Boston: Bristol-Myers Squibb has agreed to acquire Celgene Corp. in a $74 billion (Dh271.8 billion) deal that will unite two drugmakers battling for advantage in a crowded market for innovative cancer treatments.

Both companies have faced investor wariness about their prospects in recent months. Bristol makes an immunotherapy drug called Opdivo that accounts for roughly a quarter of its sales, but that has trailed a rival medication from Merck & Co. Celgene, meanwhile, has been looking for a follow-up for its blockbuster blood-cancer therapy Revlimid.
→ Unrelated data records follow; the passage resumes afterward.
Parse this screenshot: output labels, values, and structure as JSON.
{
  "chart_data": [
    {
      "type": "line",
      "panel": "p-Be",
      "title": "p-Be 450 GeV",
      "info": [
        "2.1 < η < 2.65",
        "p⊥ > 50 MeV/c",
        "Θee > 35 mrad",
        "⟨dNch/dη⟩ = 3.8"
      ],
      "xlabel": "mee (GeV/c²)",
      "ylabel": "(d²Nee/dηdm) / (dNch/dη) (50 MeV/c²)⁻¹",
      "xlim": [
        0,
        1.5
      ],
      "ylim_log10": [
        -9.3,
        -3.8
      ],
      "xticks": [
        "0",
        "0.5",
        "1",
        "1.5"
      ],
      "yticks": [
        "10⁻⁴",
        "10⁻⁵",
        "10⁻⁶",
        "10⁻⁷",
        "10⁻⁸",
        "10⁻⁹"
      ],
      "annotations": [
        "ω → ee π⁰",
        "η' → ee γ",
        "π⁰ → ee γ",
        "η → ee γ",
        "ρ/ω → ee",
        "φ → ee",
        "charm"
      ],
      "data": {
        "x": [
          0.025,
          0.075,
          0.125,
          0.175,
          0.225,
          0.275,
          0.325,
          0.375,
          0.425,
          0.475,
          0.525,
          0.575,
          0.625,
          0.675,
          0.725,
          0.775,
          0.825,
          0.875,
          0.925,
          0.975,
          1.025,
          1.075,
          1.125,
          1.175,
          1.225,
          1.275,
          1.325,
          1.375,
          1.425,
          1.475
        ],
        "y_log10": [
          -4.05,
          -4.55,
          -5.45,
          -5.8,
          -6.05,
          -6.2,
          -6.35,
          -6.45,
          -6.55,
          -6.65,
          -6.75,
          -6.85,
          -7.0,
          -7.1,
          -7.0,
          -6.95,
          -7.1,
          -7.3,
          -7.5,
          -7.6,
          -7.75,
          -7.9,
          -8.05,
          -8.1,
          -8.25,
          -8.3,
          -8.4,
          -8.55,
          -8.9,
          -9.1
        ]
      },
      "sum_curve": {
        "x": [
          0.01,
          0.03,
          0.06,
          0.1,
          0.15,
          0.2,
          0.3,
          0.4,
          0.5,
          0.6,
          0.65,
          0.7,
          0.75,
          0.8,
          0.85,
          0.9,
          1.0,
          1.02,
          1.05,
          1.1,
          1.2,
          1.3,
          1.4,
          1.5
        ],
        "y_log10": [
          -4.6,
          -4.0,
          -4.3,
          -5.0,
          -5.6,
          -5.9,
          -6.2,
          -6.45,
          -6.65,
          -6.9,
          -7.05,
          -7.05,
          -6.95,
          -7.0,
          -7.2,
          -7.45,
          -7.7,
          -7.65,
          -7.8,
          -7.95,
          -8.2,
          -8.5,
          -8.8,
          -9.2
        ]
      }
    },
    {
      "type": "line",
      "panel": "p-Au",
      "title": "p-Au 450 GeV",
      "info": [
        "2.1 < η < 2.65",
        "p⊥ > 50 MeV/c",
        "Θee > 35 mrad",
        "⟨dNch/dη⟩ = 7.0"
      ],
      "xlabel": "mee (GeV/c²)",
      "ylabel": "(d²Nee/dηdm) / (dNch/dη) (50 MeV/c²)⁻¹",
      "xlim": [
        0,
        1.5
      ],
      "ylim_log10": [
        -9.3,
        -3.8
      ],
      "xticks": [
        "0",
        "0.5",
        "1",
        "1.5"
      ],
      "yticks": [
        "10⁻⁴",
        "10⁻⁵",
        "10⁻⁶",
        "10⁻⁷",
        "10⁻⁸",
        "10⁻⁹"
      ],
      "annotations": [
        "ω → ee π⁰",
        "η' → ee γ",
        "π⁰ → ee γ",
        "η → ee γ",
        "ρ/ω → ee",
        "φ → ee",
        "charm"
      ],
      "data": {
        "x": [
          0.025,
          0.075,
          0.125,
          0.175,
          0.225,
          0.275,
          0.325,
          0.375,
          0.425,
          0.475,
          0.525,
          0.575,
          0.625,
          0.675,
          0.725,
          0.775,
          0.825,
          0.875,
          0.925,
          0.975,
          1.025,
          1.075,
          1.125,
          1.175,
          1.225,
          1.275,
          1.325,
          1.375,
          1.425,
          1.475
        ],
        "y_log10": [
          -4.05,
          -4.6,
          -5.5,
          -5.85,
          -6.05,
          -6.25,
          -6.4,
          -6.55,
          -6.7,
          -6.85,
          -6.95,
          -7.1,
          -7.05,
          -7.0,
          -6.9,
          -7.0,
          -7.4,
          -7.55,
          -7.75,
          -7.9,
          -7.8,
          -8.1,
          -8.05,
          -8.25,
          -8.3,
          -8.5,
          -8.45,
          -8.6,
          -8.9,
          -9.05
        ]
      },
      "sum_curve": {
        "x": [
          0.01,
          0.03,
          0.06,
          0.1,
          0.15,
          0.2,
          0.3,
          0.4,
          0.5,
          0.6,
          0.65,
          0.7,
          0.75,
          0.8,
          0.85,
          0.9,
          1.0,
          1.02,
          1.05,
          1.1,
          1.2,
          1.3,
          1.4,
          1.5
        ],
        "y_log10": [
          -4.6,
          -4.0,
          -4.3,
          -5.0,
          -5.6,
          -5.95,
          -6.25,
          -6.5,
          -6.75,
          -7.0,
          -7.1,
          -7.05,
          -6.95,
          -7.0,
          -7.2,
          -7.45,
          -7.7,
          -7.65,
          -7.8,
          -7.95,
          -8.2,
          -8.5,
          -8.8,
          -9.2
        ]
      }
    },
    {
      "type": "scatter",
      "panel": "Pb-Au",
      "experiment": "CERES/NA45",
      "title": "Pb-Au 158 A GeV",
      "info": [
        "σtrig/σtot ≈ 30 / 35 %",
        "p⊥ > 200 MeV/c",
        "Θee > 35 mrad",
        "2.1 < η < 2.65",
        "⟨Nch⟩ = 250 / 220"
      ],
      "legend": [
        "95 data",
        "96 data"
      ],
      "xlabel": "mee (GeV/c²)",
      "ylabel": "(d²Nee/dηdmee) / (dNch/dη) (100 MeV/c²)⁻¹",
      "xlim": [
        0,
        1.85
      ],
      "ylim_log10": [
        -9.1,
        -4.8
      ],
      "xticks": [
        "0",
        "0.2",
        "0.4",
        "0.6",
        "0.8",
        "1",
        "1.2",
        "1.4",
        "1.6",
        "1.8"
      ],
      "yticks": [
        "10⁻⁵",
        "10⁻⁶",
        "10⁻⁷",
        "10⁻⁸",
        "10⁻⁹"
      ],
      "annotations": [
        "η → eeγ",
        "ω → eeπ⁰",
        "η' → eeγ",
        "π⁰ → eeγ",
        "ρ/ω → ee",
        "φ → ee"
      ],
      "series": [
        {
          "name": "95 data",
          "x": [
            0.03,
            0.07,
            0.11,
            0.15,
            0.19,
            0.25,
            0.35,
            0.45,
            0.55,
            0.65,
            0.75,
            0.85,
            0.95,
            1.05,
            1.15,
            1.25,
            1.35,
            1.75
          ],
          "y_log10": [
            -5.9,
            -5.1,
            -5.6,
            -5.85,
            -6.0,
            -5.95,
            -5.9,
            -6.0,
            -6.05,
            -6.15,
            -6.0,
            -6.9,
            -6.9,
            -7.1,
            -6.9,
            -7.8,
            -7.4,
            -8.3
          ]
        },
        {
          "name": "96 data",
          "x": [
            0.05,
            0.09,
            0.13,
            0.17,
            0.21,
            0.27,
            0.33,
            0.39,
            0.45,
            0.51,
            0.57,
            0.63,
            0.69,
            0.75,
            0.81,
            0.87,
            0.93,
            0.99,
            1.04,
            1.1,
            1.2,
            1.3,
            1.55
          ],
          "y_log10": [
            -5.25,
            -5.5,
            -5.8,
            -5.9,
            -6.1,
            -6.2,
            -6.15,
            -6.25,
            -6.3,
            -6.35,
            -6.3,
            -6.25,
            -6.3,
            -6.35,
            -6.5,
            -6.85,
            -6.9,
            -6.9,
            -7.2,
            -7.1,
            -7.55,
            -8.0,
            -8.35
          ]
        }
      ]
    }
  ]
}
The proposed union of the two companies represents a big bet that combined mass will help overcome the obstacles confronting their respective cornerstone products. If it is approved by shareholders and regulators, the cash-and-stock deal would rank as the largest pharmaceutical-company acquisition ever.

Including net debt, the transaction values Celgene at $88.8 billion, surpassing Pfizer Inc.’s deal for Warner-Lambert.

Under the proposed terms, Celgene shareholders will receive one Bristol-Myers Squibb share and $50 in cash for each Celgene share.

Shares of both companies had been beaten down last year. Bristol-Myers shares declined more than 15 per cent in 2018, while Celgene shares sank 39 per cent.

The deal is New York-based Bristol’s largest under CEO Giovanni Caforio, and comes after the drugmaker has suffered high-profile setbacks in immuno-oncology, its biggest line of business.